2013 Fiscal Year Annual Research Report
虚血再灌流傷害に対する吸入麻酔薬の心筋保護作用に関わる分子基盤の解明
Project/Area Number |
24791590
|
Research Institution | Shiga University of Medical Science |
Principal Investigator |
小嶋 亜希子 滋賀医科大学, 医学部, 助教 (50447877)
|
Keywords | 吸入麻酔薬 / 心筋虚血再灌流傷害 / Ca2+輸送タンパク質 |
Research Abstract |
我々は虚血再灌流傷害を想定して、虚血再灌流時に発生する細胞内Ca2+制御機構の異常に起因した細胞傷害モデルであるオキシゲンパラドックス(過酸化水素(H2O2)による傷害)、Ca2+パラドックス(筋小胞体内Ca2+枯渇による傷害)を新たに考案して、臨床使用濃度の吸入麻酔薬セボフルランの心筋保護効果を検討した。
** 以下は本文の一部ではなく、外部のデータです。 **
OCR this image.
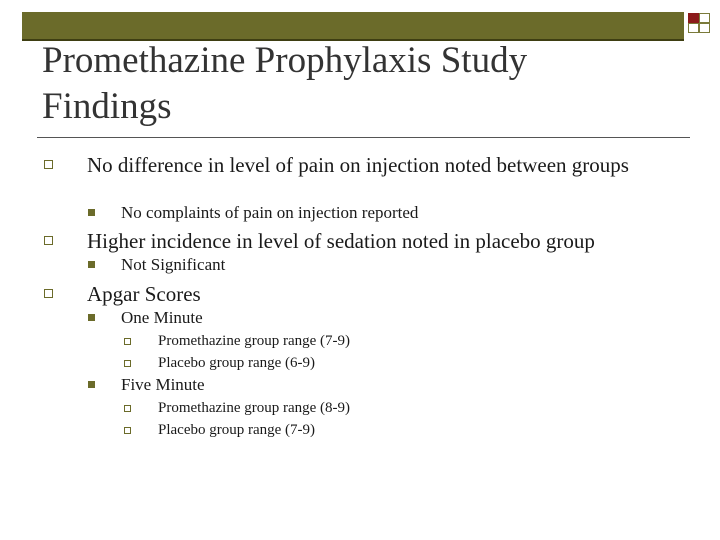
Promethazine Prophylaxis Study Findings
No difference in level of pain on injection noted between groups
No complaints of pain on injection reported
Higher incidence in level of sedation noted in placebo group
Not Significant
Apgar Scores
One Minute
Promethazine group range (7-9)
Placebo group range (6-9)
Five Minute
Promethazine group range (8-9)
Placebo group range (7-9)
セボフルランのCa2+輸送タンパク質に対する作用を解析するために、マウス心室筋細胞での、共焦点レーザ顕微鏡下のCa2+イメージング法による細胞質内と筋小胞体内のCa2+濃度の計測と、パッチクランプ法によるCa2+輸送タンパク質を通るCa2+電流の計測を行った。 その結果、セボフルランは筋小胞体リアノジン受容体やNa+/Ca2+交換体、TRPC (transient receptor potential canonical) チャネルといった複数のCa2+輸送タンパク質をブロックすることにより、心筋保護効果を発揮することを明らかにした。これらの結果は論文発表で報告している。 そこで現在は、このセボフルランの心筋保護メカニズムを応用し、新規の心筋保護法を構築することを目指している。摘出心臓を対象に虚血再灌流実験を行い、これらのCa2+輸送タンパク質(リアノジン受容体やTRPCチャネル)の関与を検討している。吸入麻酔薬と同様に、これらのCa2+輸送タンパク質の阻害薬は虚血再灌流後の心機能を有意に改善させることを確認している。